Planning You Child’s Post Secondary Education with RESP
To have a post secondary education is North America is something very expensive, and unless you are a wealthy family, you will have second thoughts about letting your children have them. If you want to let your children go to college someday, you should make plans for it because you might find yourself with a large financial burden if you don’t. If families are looking at having some financial security, then sending their kids to college is a big possibility.
If your children want to go to college then it can be possible through RESP or Registers Education Savings Plan. The RESP is a savings plan that can grow tax free and is something that is sponsored by the government. Money paid from the plan at maturity may be taxed as income for the student.
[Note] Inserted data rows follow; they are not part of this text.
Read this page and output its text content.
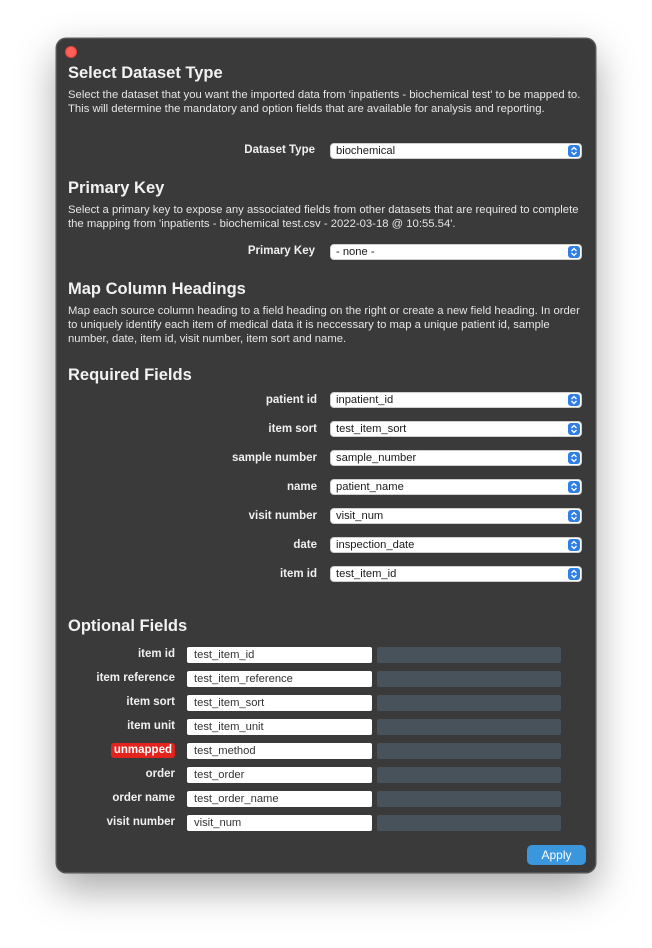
Select Dataset Type

Select the dataset that you want the imported data from 'inpatients - biochemical test' to be mapped to. This will determine the mandatory and option fields that are available for analysis and reporting.

Dataset Type biochemical
Primary Key

Select a primary key to expose any associated fields from other datasets that are required to complete the mapping from 'inpatients - biochemical test.csv - 2022-03-18 @ 10:55.54'.

Primary Key - none -
Map Column Headings

Map each source column heading to a field heading on the right or create a new field heading. In order to uniquely identify each item of medical data it is neccessary to map a unique patient id, sample number, date, item id, visit number, item sort and name.

Required Fields
patient id inpatient_id
item sort test_item_sort
sample number sample_number
name patient_name
visit number visit_num
date inspection_date
item id test_item_id
Optional Fields
item id	test_item_id
item reference	test_item_reference
item sort	test_item_sort
item unit	test_item_unit
unmapped	test_method
order	test_order
order name	test_order_name
visit number	visit_num
Apply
Private companies or individuals are the plan administrators and they can invest the money that they collect from the plan. Every year, the contributions can reach up to $4,000 per student beneficiary with a lifetime limit of $42,000 without any tax implications. Each student may have more than one plan but the limit is strictly per student.
One benefit of RESP is that the government will add 20% to the first $2,000 per calendar year or $400 up until and including when the student reaches his 17th birthday. The additional money given by the government is called the Canada Education Savings Grant or CESG, and this amount in not included in the annual limit for tax purposes.
The maximum amount that any student can receive from the CESG is $7,200 over the plan’s lifetime. You can claim $800 of amounts not previously claimed from the CESG. If the RESP is not eventually used for educations purposes, the CESG payments will have to be repaid to the government.
Any student who is a resident of Canada and has a Social Insurance Number (SIN) can apply for RESP. This SIN must be provided to the promoter at the plan inception, and the one making the contributions are also required to provide their SIN.
The three different RESP plans are given below.
The non-family plan can only have one beneficiary but anyone can make contributions whenever they want for whatever much they want to pay.
The family plan can have one or more beneficiaries as long as they are blood relatives or adopted by the person making the contribution. There are no requirements as when you should pay and how much you are going to contribute.
The group plans have requirements of the amount that is paid and when it should be paid and are usually offered by foundations. Plans are given to age groups who share the contributions equally. Because of the complicated rules attached to the group plan, there is a need to do a thorough research together with the plan provider before committing to this plan.